Sem dúvida. Por vezes aqui na Europa esquecemos o quanto somos privilegiados. O sistema que construímos na Europa é único - protege os direitos fundamentais de todos os cidadãos. Temos a Convenção Europeia dos Direitos Humanos que define claramente os direitos fundamentais, os seus direitos humanos e os meus. Mas além disso, temos um tribunal que garante que esta convenção protege os indivíduos e é implementada em todos os países europeus. Isto não existe em mais nenhum sítio do mundo. Fazemos ainda a monitorização dos países e oferecemos assistência a quem precisa. A Convenção Europeia está aí para nos proteger a todos. E é um sistema dinâmico, em que vão aparecer novas convenções em assuntos-chave. É todo um sistema de convenções que nos protege hoje. Mas, por vezes, as pessoas não sabem e dão esta proteção como garantida. O mesmo se passa com a pena de morte. Há alguns grupos políticos que querem voltar a discutir o assunto, há pressões nesse sentido em alguns países. Mas é uma questão de importância fundamental para todos nós na Europa. Não podemos recuar nesta grande conquista dos nossos tempos.

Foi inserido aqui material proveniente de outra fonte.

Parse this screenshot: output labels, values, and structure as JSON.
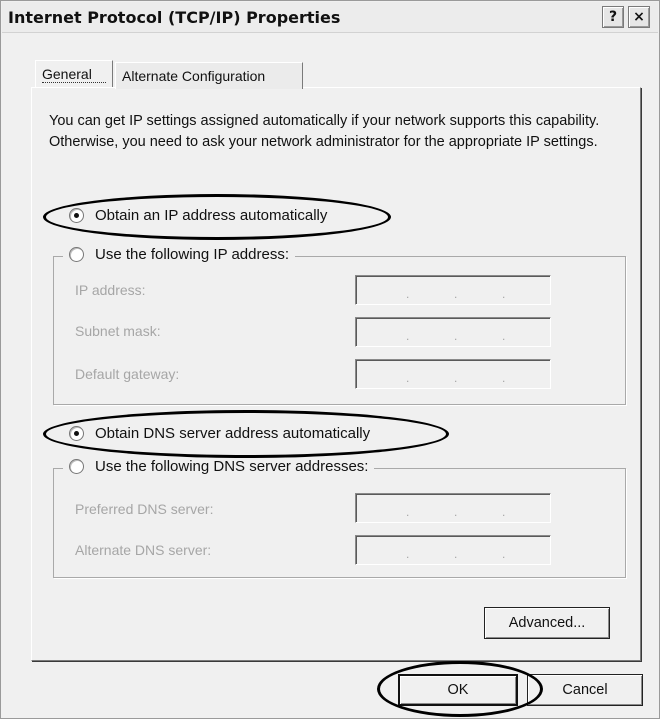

Veio também a Portugal para o Fórum Lisboa. Este ano o tema foi a desinformação e como a pandemia veio aprofundar esta desinformação e os discursos de ódio, alimentados também pelas redes sociais. É um desafio que exige a cooperação de todos os membros do Conselho da Europa?
Temos procurado lidar com a questão. Temos a campanha contra o discurso de ódio e temos tentado encorajar os Estados-membros a lidar com este problema. Neste momento queremos centrar-nos na parte ligada à Internet porque tem havido muitos abusos on-line no que se refere ao discurso de ódio. É essencial lidar com este problema e temos várias iniciativas nesse sentido.
A tecnologia evolui tão rapidamente que as leis dos países não estão a conseguir responder à mesma velocidade para travar os abusos cometidos na Internet?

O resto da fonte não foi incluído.